Ao refletir sobre o cotidiano escolar e sobre a prática pedagógica, podemos ter como foco de luz o que Papa Francisco afirmou em 10/05/2014, no Discurso aos estudantes e Professores das Escolas Italianas:
“Amo a escola porque é sinônimo de abertura à realidade. Pelo menos assim deveria ser! Mas nem sempre o consegue ser (…). Ir à escola significa abrir a mente e o coração à realidade, na riqueza dos seus aspectos, das suas dimensões (…). A escola ensina-nos a compreender a realidade (…). E por favor, por favor, não nos deixemos roubar o amor à escola!“
Pensando em tudo isso, podemos nos interrogar acerca da utilização do livro didático. No caso específico do Estado de São Paulo, a escolha é que no ano letivo de 2024, os livros didáticos nacionais sejam substituídos por materiais digitais próprios da Rede Estadual e que continuará ligada ao PNDL para a aquisição de obras literárias clássicas e para a educação de Jovens e Adultos.
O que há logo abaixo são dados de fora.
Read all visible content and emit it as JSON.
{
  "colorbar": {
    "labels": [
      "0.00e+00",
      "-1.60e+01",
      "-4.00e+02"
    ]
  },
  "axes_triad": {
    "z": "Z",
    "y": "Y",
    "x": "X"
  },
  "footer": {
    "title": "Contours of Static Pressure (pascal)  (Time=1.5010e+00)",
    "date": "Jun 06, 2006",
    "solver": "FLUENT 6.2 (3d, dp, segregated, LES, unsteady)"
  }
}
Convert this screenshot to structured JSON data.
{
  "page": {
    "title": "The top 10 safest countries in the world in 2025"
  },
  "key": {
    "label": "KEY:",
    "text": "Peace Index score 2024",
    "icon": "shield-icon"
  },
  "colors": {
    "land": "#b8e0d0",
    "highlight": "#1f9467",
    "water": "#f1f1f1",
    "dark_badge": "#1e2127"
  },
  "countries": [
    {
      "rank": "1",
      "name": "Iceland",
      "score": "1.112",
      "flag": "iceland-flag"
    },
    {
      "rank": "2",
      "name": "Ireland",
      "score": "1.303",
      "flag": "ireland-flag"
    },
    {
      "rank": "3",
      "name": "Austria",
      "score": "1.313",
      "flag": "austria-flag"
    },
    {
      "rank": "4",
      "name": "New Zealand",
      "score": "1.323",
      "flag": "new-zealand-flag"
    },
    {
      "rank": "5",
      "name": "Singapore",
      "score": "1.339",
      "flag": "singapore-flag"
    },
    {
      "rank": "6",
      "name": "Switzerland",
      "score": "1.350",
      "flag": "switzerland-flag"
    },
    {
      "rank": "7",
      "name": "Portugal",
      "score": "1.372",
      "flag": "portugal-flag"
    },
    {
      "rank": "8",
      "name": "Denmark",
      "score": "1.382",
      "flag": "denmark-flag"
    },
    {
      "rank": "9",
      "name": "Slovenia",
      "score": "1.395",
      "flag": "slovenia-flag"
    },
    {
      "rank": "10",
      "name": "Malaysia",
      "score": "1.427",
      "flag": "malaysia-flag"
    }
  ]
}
A ausência do livro físico, não há dúvida, poderá trazer desafios e dificuldades, já que a virtualidade, no sentido da construção do conhecimento, ainda não é um hábito enraizado. No entanto, não é uma prática proibida, desde que sejam garantidas todas as condições.
A Secretaria de Educação de São Paulo tem defendido que, de 1º ao 5º ano, haverá material digital com suporte físico e do 6º e 9º ano do Ensino Fundamental e Ensino Médio será material 100% digital. Para tal, estão providenciando computadores e internet de qualidade para todas as escolas da Rede, além de distribuir aparelhos para os alunos mais necessitados e a possibilidade de impressão do material pelas escolas.
Não é objetivo dessa reflexão tomar uma posição acerca da questão, mas manter a interrogação aberta sobre a questão da presença ou ausência do livro didático físico no cotidiano escolar.